Setelah berbicara tentang motivasi, kita beralih kepada sikap. Bagaimana seharusnya kita belajar? Pertanyaan ini tidak dapat dipisahkan dari pertanyaan yang pertama. Bagaimana kita bersikap terhadap belajar banyak dibentuk oleh bagaimana kita melihat belajar itu sendiri. Saya akan membahas empat sikap yang seharusnya kita miliki jika kita melihat belajar sebagai pengenalan akan Tuhan: integrasi, keberanian, keluasan hati, dan kerendahan hati.

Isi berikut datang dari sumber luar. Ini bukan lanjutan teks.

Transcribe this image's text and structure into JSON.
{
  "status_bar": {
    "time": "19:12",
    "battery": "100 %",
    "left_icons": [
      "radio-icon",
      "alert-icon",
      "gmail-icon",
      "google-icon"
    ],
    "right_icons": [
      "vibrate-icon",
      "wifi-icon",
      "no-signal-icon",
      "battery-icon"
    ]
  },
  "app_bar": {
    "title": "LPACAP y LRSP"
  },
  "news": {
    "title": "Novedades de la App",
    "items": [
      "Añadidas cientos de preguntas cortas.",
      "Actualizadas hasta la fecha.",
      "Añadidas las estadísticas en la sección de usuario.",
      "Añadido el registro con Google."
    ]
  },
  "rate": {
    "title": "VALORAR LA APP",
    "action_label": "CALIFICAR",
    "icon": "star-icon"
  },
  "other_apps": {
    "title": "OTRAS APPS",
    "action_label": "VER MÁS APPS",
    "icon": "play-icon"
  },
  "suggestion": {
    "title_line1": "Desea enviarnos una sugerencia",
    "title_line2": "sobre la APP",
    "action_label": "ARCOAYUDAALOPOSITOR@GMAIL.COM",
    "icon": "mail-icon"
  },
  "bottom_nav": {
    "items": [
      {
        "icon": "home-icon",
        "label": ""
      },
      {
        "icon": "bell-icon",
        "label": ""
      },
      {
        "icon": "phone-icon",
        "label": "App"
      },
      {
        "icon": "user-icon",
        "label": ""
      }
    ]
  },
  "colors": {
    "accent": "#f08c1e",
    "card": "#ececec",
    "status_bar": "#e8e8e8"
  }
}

Dalam esainya yang berjudul “The Lost Tools of Learning,” Dorothy Sayers bertanya, “Do you often come across people for whom, all their lives, a ‘subject’ remains a ‘subject,’ divided by watertight bulkheads from all other ‘subjects,’ so that they experience very great difficulty in making an immediate mental connection between let us say, algebra and detective fiction, sewage disposal and the price of salmon—or, more generally, between such spheres of knowledge as philosophy and economics, or chemistry and art?”[3] Pertanyaan ini bersifat retoris, dan jika mau jujur, kita akan menjawab, “Ya, sayalah orangnya.” Kita biasanya tidak peduli di manakah posisi suatu bidang studi tertentu dalam kaitannya dengan keseluruhan ilmu pengetahuan. Kita hanya peduli bagaimana caranya memecahkan soal-soal yang akan keluar dalam kuis atau ujian akhir semester. Kita bahkan tidak mau tahu mengapa ada soal-soal seperti itu. Kalau mungkin, tidak usah belajar atau cukup belajar sedikit saja, asal bisa mengerjakan soal-soal ujian dan mendapat nilai yang bagus. Akan tetapi jika belajar hanya menjadi rutinitas memecahkan soal, akan sulit bagi kita untuk menyukai apa yang kita pelajari. Sebaliknya, jika kita dapat melihat the big picture dari segala bidang ilmu yang kita pelajari, saya percaya belajar akan menjadi sesuatu yang menyenangkan dan memperkaya kita. Integrasi berarti melakukan sintesis bidang-bidang ilmu yang berbeda-beda, menemukan analogi di antara mereka, dan mengerti relasi suatu bidang tertentu dengan bidang-bidang yang lain. Sumber dari segala kebenaran hanyalah satu, yaitu Tuhan, dan karena itu ada kesatuan dalam keragaman.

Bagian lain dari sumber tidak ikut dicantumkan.